The cost of doing business in Palo Alto is about to change for builders, home renovators and creators of parade floats -- in some cases significantly so -- under a newly approved overhaul to the municipal fee schedule.
The City Council on Monday night voted 7-1, with Councilman Greg Tanaka dissenting and Mayor Greg Scharff absent, to change more than a hundred fees pertaining to building and permit applications, add nearly 30 new building fees, and to approve a 5 percent fee hike that would fund a new reserve at the Development Service Department.
The idea behind the new fee schedule is simple: Fees should reflect the amount of time and money that the city spends on performing the service. Today, that is often not the case. Fees for building permits are based on "valuation," which means that redesigning a lavish home to add gold-plated fixtures costs significantly more than a modest structure with the same exact square footage and number of rooms. Given that Development Services staff do the same amount of work inspecting either building, the fees will now be identical and based on the methodology of the International Code Council.
As a recent Development Services report puts it: "Construction values can vary even though the cost to the City in providing a plan check and inspection services may not."
"This ordinance standardizes that, equalizes that, treats everyone fairly and allow us to base our fees on the amount of time it takes do the work," Development Services Director Peter Pirnejad told the council Monday.
The switch to the common standard is just one of dozens of changes that the council approved to the fee schedule. In many cases, the new fee will be lower than the current one. A permit for construction and demolition of multi-family projects, for example, will go from $412 today to $305 under the new fee schedule. A re-inspection fee for multifamily and residential and nonresidential projects will drop from $315 to $137. The new schedule also includes lower fees for inspection, plumbing and gas piping fixtures. (The fee changes can be viewed here.)
But other fees will increase -- in some cases, dramatically and seemingly unpredictably. A permit for a parade float will go up from $122 per hour to $351. And a permit for a tent or air-supported structure will rise from $307 to $734.
These numbers perplexed Tanaka, who called some of the proposed changes "bizarre." Is the city really trying to discourage floats and go after "bouncy houses," he asked? (Pirnejad assured him that his staff will not inspect bouncy houses.) Tanaka also marveled that the fee to inspect motor generators is set to go up from $75 to $441; even though the cost of inspecting a motor would go down from $75 to $58.
"The spirit of this is right, but when you look at the numbers -- it's not right," Tanaka said. "It doesn't make sense."

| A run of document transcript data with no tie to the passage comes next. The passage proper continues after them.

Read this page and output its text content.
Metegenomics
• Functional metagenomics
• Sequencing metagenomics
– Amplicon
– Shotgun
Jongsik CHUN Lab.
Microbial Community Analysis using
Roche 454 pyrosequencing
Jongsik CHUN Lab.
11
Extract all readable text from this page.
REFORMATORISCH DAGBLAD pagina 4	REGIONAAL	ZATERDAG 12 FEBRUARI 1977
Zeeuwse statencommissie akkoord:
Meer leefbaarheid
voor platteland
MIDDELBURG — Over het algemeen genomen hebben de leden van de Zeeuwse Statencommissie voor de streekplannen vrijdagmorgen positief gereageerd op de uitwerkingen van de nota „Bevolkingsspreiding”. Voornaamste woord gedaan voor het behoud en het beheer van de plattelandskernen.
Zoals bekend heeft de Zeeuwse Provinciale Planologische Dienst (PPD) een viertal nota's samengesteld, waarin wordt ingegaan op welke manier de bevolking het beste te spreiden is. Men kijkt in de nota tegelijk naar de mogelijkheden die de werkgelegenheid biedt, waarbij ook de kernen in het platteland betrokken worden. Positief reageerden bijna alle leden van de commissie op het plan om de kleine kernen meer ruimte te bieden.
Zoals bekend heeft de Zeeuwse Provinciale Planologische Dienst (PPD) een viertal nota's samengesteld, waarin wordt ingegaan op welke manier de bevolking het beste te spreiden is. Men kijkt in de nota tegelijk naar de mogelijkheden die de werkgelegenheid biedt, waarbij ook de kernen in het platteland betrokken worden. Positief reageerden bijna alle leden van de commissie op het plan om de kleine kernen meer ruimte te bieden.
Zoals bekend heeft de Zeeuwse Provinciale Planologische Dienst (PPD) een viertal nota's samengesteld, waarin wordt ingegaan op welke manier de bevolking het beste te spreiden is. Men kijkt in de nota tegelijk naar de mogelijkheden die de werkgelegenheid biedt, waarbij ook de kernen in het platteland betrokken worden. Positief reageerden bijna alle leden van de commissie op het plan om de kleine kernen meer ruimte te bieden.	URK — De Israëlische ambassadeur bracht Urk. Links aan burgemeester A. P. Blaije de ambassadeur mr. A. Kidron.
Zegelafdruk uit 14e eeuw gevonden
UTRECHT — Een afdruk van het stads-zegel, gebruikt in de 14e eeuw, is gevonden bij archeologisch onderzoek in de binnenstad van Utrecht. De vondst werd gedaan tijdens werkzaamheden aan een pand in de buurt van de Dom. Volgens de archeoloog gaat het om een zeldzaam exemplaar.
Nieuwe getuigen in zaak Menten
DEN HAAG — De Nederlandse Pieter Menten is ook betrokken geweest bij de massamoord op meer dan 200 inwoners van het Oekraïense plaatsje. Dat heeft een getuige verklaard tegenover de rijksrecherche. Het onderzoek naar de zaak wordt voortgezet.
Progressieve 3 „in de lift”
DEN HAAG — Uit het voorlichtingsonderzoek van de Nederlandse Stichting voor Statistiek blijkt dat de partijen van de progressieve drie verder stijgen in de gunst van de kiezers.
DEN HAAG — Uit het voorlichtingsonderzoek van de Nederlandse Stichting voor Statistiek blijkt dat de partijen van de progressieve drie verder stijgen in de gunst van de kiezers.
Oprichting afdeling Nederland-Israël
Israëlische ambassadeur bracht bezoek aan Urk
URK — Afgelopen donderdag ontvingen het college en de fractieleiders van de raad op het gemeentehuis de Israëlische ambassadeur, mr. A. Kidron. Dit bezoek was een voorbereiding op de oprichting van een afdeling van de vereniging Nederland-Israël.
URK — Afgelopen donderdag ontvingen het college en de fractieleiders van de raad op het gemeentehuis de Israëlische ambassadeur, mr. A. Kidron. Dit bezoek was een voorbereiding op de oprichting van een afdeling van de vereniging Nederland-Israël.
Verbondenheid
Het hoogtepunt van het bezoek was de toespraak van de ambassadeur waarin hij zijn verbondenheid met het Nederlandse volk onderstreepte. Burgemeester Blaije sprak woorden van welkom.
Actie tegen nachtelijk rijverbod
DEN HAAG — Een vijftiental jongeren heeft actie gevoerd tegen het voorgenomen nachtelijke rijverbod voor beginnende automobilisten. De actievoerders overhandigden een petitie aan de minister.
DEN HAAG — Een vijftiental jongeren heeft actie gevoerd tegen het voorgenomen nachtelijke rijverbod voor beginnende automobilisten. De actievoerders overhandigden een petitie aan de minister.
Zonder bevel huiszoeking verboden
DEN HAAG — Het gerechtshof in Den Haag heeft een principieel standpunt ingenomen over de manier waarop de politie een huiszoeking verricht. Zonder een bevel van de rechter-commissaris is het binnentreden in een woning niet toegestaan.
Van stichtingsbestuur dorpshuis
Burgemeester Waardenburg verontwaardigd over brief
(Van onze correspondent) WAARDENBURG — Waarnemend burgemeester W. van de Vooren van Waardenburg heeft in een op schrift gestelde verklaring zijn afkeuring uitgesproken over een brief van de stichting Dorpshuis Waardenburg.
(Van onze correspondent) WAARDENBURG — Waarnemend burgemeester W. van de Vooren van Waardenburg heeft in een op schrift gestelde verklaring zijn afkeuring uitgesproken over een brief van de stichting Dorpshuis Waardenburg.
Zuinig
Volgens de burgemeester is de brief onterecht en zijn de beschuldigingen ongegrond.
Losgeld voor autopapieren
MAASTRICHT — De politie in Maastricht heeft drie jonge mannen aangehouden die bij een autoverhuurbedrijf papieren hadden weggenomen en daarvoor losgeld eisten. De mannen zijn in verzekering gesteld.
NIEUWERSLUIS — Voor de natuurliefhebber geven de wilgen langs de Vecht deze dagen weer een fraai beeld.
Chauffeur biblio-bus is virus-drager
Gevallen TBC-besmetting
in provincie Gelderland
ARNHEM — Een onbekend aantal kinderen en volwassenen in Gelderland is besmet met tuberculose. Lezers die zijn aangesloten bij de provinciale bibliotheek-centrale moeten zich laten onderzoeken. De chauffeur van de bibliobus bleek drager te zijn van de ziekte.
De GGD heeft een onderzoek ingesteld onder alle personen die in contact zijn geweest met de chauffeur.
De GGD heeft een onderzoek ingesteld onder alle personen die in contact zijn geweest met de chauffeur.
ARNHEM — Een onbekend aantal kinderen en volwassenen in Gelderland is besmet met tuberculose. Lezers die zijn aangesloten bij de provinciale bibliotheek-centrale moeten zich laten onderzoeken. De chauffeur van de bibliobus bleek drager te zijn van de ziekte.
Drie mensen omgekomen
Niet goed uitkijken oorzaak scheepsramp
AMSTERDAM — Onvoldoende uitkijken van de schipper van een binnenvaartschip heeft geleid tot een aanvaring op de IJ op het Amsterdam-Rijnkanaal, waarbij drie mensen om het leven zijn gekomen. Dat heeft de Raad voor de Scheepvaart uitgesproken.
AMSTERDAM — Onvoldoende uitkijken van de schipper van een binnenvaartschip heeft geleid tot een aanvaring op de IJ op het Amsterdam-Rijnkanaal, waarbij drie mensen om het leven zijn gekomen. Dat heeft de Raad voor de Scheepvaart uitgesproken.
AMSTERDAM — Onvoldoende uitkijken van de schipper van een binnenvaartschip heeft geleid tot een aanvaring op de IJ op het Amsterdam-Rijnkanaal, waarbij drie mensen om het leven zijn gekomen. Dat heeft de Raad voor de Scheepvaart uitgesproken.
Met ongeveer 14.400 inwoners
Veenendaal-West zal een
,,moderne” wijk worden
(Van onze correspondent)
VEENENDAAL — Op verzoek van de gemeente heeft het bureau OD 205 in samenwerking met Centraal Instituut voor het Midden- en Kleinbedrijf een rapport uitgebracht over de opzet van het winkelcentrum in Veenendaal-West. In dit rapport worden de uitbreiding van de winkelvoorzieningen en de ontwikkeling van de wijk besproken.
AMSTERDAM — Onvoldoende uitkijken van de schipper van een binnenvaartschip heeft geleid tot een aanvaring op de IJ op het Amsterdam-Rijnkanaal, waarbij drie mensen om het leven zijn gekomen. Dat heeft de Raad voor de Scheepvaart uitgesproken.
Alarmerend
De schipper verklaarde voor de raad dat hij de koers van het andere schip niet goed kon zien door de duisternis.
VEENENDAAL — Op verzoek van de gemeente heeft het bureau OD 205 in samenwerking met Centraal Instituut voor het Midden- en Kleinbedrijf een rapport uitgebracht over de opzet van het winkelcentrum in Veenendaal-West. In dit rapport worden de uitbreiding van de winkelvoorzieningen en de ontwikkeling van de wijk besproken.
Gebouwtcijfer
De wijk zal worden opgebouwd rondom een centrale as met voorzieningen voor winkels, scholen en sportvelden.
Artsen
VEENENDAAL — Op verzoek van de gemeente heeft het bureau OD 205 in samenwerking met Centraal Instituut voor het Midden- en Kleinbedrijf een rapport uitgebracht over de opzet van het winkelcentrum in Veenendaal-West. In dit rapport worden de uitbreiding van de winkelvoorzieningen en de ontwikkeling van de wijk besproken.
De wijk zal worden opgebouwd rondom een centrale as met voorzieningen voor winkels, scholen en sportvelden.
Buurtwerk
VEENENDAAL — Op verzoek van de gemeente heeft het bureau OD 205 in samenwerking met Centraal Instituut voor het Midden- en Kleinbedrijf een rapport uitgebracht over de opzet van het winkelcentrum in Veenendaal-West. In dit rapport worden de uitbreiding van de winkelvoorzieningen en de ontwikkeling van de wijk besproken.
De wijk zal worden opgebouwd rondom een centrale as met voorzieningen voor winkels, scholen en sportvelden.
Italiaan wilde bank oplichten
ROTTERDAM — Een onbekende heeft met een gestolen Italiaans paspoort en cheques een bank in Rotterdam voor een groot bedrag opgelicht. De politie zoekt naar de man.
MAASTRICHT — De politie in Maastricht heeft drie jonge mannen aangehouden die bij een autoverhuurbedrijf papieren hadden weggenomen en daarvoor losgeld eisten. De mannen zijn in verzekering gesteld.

Others were satisfied with staff's explanation for the wide variation in fees. The city had recently completed the second phase of a cost-of-service study, which re-examined all the fees, analyzed the workload associated with each fee and helped develop the new cost structure. The council's Finance Committee previously vetted the staff proposal and unanimously recommended adopting the new fees.
Councilman Eric Filseth, who chairs the committee, said Monday that the idea of aligning fees with the costs makes sense.
"If our fees are lower than the actual cost to the city, someone else has to pay the difference," Filseth said. "This approach bases fees on what it actually costs the city, as opposed to what it costs the applicant -- which is how we're based on some of our fees now."
Councilman Cory Wolbach said the fee changes made him "uneasy." Unlike his colleagues, he saw nothing wrong with having a developer of a "gold-plated" home pay more than someone whose means -- and project -- are considerably more modest. And even though the council adopted in 2015 a goal of making development services revenue-neutral, Wolbach questioned whether this should be the aim of development services.
"Libraries aren't cost-for-service; police isn't cost-for-service -- it's kind of a regressive policy. ... We might want to think if we're going too far down the road with cost-for-service," Wolbach said.
The council also approved the creation of a reserve fund for the Development Services Department, which will come from a 5 percent increase in development fees annually over five years. The fee will result in a reserve of about $3 million to $4 million, according to staff. This would obviate the need for the city to dip into the General Fund, which pays for most basic city services (not including utilities), Pirnejad said.
The new reserve would also "allow active continuous improvement programs to be completed or phased down in an organized fashion," according to a report from Development Services.
"Furthermore, it will allow Development Services Department to maintain highly skilled staff to ensure that key projects stay on schedule, which correlates to earlier economic recovery," the report states.